South Korean police are searching for a Korean man who allegedly raped a female U.S. officer Sunday in Daegu.

A Daegu Nambu police detective said authorities are seeking a 5-foot-5-inch Korean man who they say entered the American woman’s off-base apartment around midnight Sunday.

The detective said the suspect entered the apartment from a balcony, struck the woman and raped her before stealing about $1,100 and 250,000 won (about $250), and about $2,000 worth of items, including a digital camera.

The police officer said the 22-year-old American worked for a medical support unit and that local police are conducting a joint investigation with U.S. Criminal Investigative Command agents.

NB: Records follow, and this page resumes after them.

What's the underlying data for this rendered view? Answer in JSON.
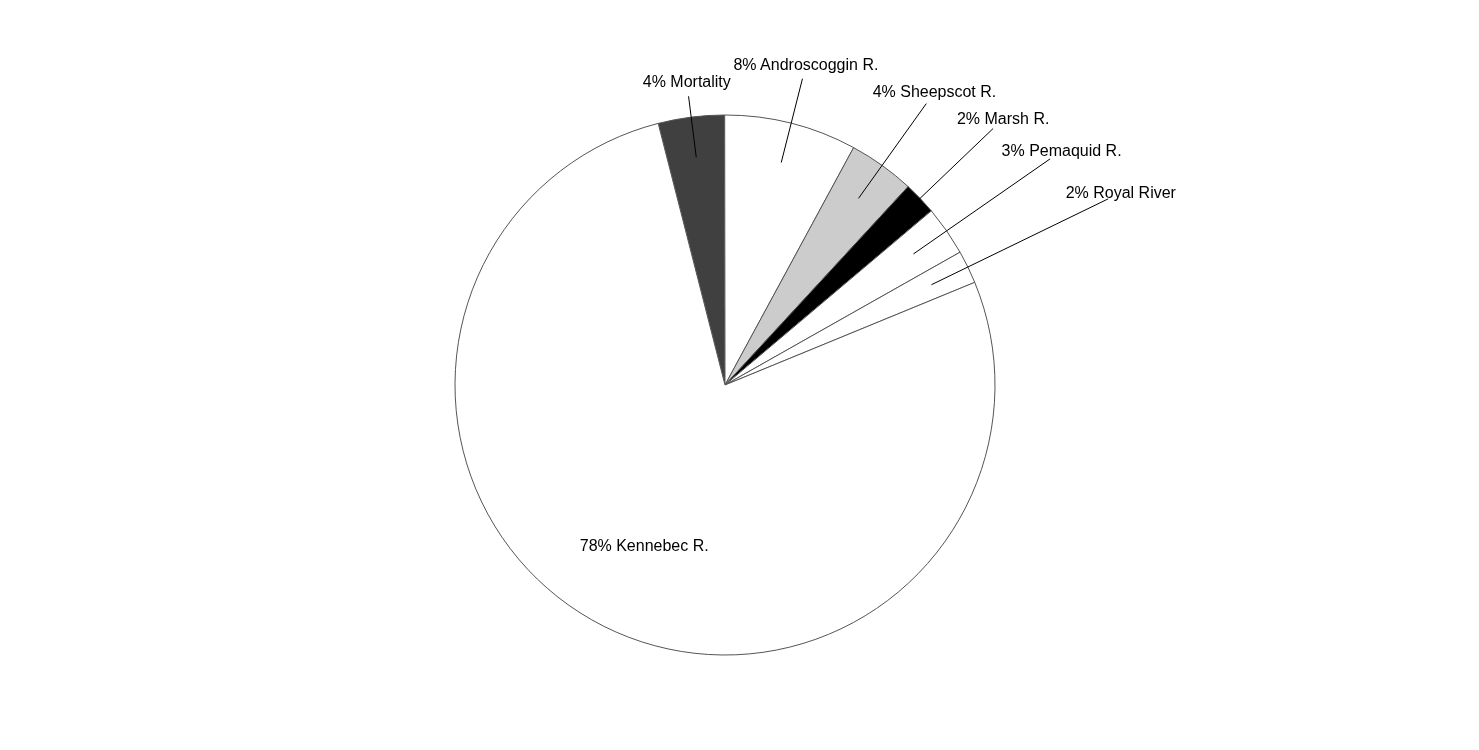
{
  "chart_data": {
    "type": "pie",
    "categories": [
      "Mortality",
      "Androscoggin R.",
      "Sheepscot R.",
      "Marsh R.",
      "Pemaquid R.",
      "Royal River",
      "Kennebec R."
    ],
    "values": [
      4,
      8,
      4,
      2,
      3,
      2,
      78
    ],
    "value_labels": [
      "4%",
      "8%",
      "4%",
      "2%",
      "3%",
      "2%",
      "78%"
    ],
    "colors": [
      "#404040",
      "#ffffff",
      "#cccccc",
      "#000000",
      "#ffffff",
      "#ffffff",
      "#ffffff"
    ]
  }
}
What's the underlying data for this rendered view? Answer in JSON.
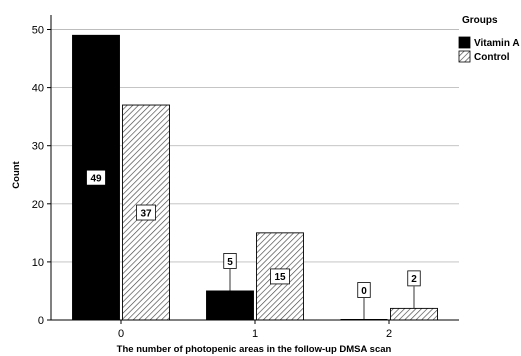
{
  "chart_data": {
    "type": "bar",
    "categories": [
      "0",
      "1",
      "2"
    ],
    "series": [
      {
        "name": "Vitamin A",
        "values": [
          49,
          5,
          0
        ],
        "pattern": "solid",
        "color": "#000000"
      },
      {
        "name": "Control",
        "values": [
          37,
          15,
          2
        ],
        "pattern": "hatched",
        "color": "#555555"
      }
    ],
    "xlabel": "The number of photopenic areas in the follow-up DMSA scan",
    "ylabel": "Count",
    "ylim": [
      0,
      50
    ],
    "yticks": [
      0,
      10,
      20,
      30,
      40,
      50
    ],
    "grid": true,
    "legend_title": "Groups",
    "legend_position": "top-right"
  }
}
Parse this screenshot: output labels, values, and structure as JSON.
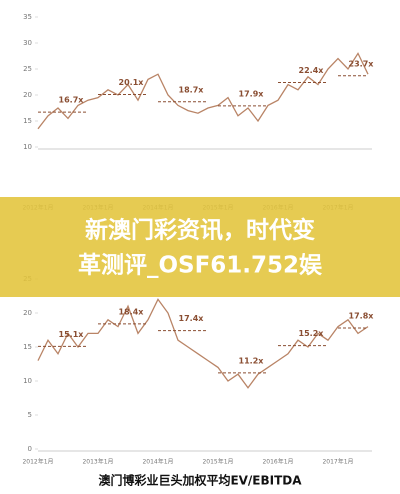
{
  "chart_data": [
    {
      "type": "line",
      "categories": [
        "2012年1月",
        null,
        null,
        null,
        null,
        null,
        "2013年1月",
        null,
        null,
        null,
        null,
        null,
        "2014年1月",
        null,
        null,
        null,
        null,
        null,
        "2015年1月",
        null,
        null,
        null,
        null,
        null,
        "2016年1月",
        null,
        null,
        null,
        null,
        null,
        "2017年1月",
        null,
        null,
        null
      ],
      "series": [
        {
          "color": "#b98466",
          "values": [
            13.5,
            16,
            17.5,
            15.5,
            18,
            19,
            19.5,
            21,
            20,
            22,
            19,
            23,
            24,
            20,
            18,
            17,
            16.5,
            17.5,
            18,
            19.5,
            16,
            17.5,
            15,
            18,
            19,
            22,
            21,
            23.5,
            22,
            25,
            27,
            25,
            28,
            24
          ]
        }
      ],
      "averages": {
        "values": [
          16.7,
          20.1,
          18.7,
          17.9,
          22.4,
          23.7
        ],
        "value_labels": [
          "16.7x",
          "20.1x",
          "18.7x",
          "17.9x",
          "22.4x",
          "23.7x"
        ],
        "color": "#8a4e32"
      },
      "ylim": [
        10,
        35
      ],
      "yticks": [
        10,
        15,
        20,
        25,
        30,
        35
      ]
    },
    {
      "type": "line",
      "title": "澳门博彩业巨头加权平均EV/EBITDA",
      "categories": [
        "2012年1月",
        null,
        null,
        null,
        null,
        null,
        "2013年1月",
        null,
        null,
        null,
        null,
        null,
        "2014年1月",
        null,
        null,
        null,
        null,
        null,
        "2015年1月",
        null,
        null,
        null,
        null,
        null,
        "2016年1月",
        null,
        null,
        null,
        null,
        null,
        "2017年1月",
        null,
        null,
        null
      ],
      "series": [
        {
          "color": "#b98466",
          "values": [
            13,
            16,
            14,
            17,
            15,
            17,
            17,
            19,
            18,
            21,
            17,
            19,
            22,
            20,
            16,
            15,
            14,
            13,
            12,
            10,
            11,
            9,
            11,
            12,
            13,
            14,
            16,
            15,
            17,
            16,
            18,
            19,
            17,
            18
          ]
        }
      ],
      "averages": {
        "values": [
          15.1,
          18.4,
          17.4,
          11.2,
          15.2,
          17.8
        ],
        "value_labels": [
          "15.1x",
          "18.4x",
          "17.4x",
          "11.2x",
          "15.2x",
          "17.8x"
        ],
        "color": "#8a4e32"
      },
      "ylim": [
        0,
        25
      ],
      "yticks": [
        0,
        5,
        10,
        15,
        20,
        25
      ]
    }
  ],
  "banner": {
    "lines": [
      "新澳门彩资讯，时代变",
      "革测评_OSF61.752娱"
    ]
  }
}
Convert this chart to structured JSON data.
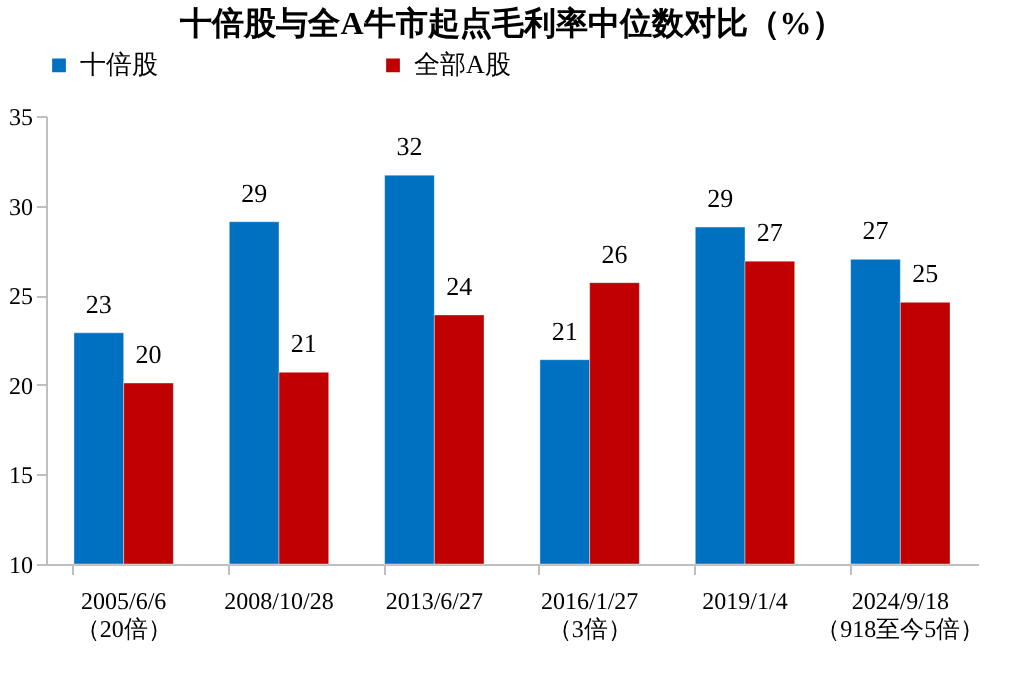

This isn’t the first time a US service member has been raped, murdered, or assaulted in Korea by a Korean and probably won’t be the last. But will anybody in Korea hear about it? That is the question I am wondering. If the Korean police are serious about catching this guy wouldn’t they want to publicize it as much as possible?

I guarantee if it was USFK service member that did this crime there would be never ending news coverage of it complete with all the emotional pictures of crying families, talk of the unfair SOFA agreement, and talk of all the crimes committed by US service members in Korea while simultaneously ignoring the fact that Koreans commit just as serious crimes against USFK soldiers.

Oh My News and the rest of the Korean media where are you? Is a drunken brawl that happens all over Korea every day more news worthy than the rape and and burglary of a 22 year old female? The silence in this case is deafening.